How to achieve the effect of BeautifulSoup get_text？ #443

chushuai · 2023-04-13T18:02:58Z

How to achieve the effect of BeautifulSoup get_text？

def extract_content(html: str) -> str:
    soup = BeautifulSoup(html, "html.parser")
    text = soup.get_text(separator=" ", strip=True)
    return text

The text was updated successfully, but these errors were encountered:

mna · 2023-04-15T21:47:14Z

Hello,

I'm not familiar with BeautifulSoup, what does this achieve? It seems like it would be something like https://pkg.go.dev/github.com/PuerkitoBio/goquery#Selection.Text, but with some text handling applied, space normalization or something?

Martin

chushuai · 2023-04-17T12:33:08Z

@mna Thank you for your reply, I want to do data extraction, using goquery can not achieve the effect similar to BeautifulSoup, I will give the comparison between the two below
Example address: https://host7.bienvenidohosting.com:2096/

This is the result of goquery output, which contains a lot of space and js code

This is the result of BeautifulSoup output， very simple and clean

chushuai · 2023-04-17T12:44:59Z

BeautifulSoup get_text definition

def get_text(self, separator="", strip=False,
                 types=default):
        """Get all child strings of this PageElement, concatenated using the
        given separator.

        :param separator: Strings will be concatenated using this separator.

        :param strip: If True, strings will be stripped before being
            concatenated.

        :param types: A tuple of NavigableString subclasses. Any
            strings of a subclass not found in this list will be
            ignored. Although there are exceptions, the default
            behavior in most cases is to consider only NavigableString
            and CData objects. That means no comments, processing
            instructions, etc.

        :return: A string.
        """

mna · 2023-04-17T22:32:17Z

It's hard to tell from those screenshots but it looks like (and the function documentation seems to confirm this) it optionally trims each text node and concatenates them using the provided separator, and it ignores comments and some other nodes ("processing instructions", not sure what that means in this context).

Based on your screenshots, it looks like doing this would indeed get you something similar.

This is not supported in goquery out of the box, but it should be doable relatively easily using Contents() , Map(), strings.TrimSpace and strings.Join.

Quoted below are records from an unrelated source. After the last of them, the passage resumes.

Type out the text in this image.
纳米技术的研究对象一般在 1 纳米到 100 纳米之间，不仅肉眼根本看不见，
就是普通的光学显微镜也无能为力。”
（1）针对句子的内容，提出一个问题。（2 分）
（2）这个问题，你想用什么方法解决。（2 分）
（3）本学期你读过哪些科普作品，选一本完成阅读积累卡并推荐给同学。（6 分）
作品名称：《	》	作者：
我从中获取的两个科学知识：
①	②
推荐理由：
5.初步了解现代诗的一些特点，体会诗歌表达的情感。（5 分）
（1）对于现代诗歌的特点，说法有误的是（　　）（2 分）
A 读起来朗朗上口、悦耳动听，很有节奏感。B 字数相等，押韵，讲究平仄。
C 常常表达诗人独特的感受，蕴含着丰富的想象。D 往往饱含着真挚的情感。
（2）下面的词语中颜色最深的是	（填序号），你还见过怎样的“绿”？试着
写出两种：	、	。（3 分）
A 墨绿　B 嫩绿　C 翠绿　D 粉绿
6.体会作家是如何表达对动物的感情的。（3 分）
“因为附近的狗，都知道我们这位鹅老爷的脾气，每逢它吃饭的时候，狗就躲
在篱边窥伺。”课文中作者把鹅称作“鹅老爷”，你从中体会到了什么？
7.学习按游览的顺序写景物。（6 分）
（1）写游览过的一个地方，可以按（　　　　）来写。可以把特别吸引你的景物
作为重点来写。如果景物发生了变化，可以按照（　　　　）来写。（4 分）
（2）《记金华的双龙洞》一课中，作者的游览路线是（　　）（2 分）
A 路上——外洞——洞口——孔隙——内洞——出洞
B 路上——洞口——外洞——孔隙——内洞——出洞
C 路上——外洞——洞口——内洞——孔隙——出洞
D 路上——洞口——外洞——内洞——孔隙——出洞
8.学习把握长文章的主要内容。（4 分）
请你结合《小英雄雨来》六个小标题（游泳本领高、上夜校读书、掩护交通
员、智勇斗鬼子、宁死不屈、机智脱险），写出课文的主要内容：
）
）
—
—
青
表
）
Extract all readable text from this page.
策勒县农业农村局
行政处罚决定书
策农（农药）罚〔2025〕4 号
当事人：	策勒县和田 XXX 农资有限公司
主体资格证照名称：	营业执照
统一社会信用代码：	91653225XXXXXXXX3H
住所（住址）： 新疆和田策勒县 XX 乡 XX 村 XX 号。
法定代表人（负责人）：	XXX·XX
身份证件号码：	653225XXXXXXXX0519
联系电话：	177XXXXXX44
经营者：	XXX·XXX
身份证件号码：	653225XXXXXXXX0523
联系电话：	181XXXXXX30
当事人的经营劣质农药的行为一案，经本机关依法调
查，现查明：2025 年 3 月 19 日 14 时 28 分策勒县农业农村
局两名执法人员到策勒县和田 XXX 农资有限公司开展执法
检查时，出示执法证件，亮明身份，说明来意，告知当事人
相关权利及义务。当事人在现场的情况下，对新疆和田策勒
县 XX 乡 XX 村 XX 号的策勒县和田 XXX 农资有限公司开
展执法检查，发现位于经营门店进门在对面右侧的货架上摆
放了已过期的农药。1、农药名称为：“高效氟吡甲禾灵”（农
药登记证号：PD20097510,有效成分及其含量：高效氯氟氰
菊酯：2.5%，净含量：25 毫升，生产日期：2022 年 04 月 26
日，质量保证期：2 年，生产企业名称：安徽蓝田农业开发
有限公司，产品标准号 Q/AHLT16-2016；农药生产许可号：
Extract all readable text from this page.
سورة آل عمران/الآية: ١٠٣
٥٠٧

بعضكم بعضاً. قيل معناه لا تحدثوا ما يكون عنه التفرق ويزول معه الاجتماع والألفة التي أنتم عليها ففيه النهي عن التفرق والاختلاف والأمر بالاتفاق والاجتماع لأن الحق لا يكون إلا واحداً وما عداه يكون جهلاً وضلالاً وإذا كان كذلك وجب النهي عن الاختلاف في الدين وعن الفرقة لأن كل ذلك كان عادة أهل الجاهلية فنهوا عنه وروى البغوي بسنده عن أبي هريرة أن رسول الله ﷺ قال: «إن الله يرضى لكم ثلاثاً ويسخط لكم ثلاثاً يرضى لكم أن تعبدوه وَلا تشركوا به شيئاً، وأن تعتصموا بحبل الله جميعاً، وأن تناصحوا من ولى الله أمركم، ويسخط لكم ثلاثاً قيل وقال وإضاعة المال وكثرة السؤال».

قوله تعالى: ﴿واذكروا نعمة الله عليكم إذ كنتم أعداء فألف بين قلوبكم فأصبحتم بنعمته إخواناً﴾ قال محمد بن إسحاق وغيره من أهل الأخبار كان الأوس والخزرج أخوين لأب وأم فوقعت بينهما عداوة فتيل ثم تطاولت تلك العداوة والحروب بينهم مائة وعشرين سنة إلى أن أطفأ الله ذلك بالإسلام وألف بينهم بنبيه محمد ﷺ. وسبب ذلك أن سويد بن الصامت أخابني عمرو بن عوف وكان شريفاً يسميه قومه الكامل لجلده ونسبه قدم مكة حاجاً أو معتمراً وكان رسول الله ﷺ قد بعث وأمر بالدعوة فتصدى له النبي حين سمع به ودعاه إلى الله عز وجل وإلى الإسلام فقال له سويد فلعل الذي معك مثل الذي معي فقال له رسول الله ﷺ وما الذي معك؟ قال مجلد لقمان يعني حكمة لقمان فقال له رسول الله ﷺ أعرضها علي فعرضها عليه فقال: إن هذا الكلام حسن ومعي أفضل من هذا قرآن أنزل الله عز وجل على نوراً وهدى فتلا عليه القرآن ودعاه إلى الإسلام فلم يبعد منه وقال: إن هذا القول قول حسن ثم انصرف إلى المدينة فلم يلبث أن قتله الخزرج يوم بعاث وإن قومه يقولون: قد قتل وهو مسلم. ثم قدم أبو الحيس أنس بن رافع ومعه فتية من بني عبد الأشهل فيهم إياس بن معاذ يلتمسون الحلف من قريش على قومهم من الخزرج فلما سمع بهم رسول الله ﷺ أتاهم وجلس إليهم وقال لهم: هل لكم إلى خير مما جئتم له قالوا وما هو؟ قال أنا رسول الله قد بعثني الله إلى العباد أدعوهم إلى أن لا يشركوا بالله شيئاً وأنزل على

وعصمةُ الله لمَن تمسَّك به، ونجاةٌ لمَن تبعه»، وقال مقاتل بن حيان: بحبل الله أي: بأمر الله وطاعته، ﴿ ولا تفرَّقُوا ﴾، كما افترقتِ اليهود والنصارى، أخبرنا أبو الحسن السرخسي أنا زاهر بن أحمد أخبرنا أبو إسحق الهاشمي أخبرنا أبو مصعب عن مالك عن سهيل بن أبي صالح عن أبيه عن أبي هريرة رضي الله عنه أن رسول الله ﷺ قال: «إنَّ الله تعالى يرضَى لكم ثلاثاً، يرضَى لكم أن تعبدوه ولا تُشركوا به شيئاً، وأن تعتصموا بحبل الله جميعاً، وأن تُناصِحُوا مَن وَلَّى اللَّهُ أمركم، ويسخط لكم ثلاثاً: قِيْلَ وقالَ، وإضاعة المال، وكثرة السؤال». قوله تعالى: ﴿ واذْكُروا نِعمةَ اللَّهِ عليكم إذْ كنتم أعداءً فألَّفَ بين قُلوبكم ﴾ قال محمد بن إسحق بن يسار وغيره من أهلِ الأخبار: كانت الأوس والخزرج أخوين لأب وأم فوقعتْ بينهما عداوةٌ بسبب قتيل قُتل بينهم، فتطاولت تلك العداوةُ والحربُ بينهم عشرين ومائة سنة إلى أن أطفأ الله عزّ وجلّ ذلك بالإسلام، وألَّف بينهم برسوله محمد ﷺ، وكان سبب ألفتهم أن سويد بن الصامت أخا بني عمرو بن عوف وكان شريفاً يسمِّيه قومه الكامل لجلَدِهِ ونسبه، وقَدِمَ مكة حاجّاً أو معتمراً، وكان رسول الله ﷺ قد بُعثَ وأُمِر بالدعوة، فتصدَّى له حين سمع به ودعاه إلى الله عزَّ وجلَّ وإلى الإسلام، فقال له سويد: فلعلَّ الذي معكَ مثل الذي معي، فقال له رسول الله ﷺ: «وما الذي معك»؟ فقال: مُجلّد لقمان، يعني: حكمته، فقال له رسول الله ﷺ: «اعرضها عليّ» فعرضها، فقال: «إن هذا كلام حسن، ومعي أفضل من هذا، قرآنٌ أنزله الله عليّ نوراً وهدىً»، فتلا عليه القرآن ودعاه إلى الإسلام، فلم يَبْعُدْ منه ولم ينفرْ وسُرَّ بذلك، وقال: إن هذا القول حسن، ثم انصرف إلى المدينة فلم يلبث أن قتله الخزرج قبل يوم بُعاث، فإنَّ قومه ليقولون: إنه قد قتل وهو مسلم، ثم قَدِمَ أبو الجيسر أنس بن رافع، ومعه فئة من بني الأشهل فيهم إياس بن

I wouldn't be opposed to add a top-level function (i.e. not a Selection method, as those are reserved for jquery API compatibility) that would do something similar to BeautifulSoup if anyone was interested in providing a PR. It should be general enough (i.e. support similar args to trim, join, and maybe a filter function to decide if a node's text is included or not). Probably more finer details to figure out.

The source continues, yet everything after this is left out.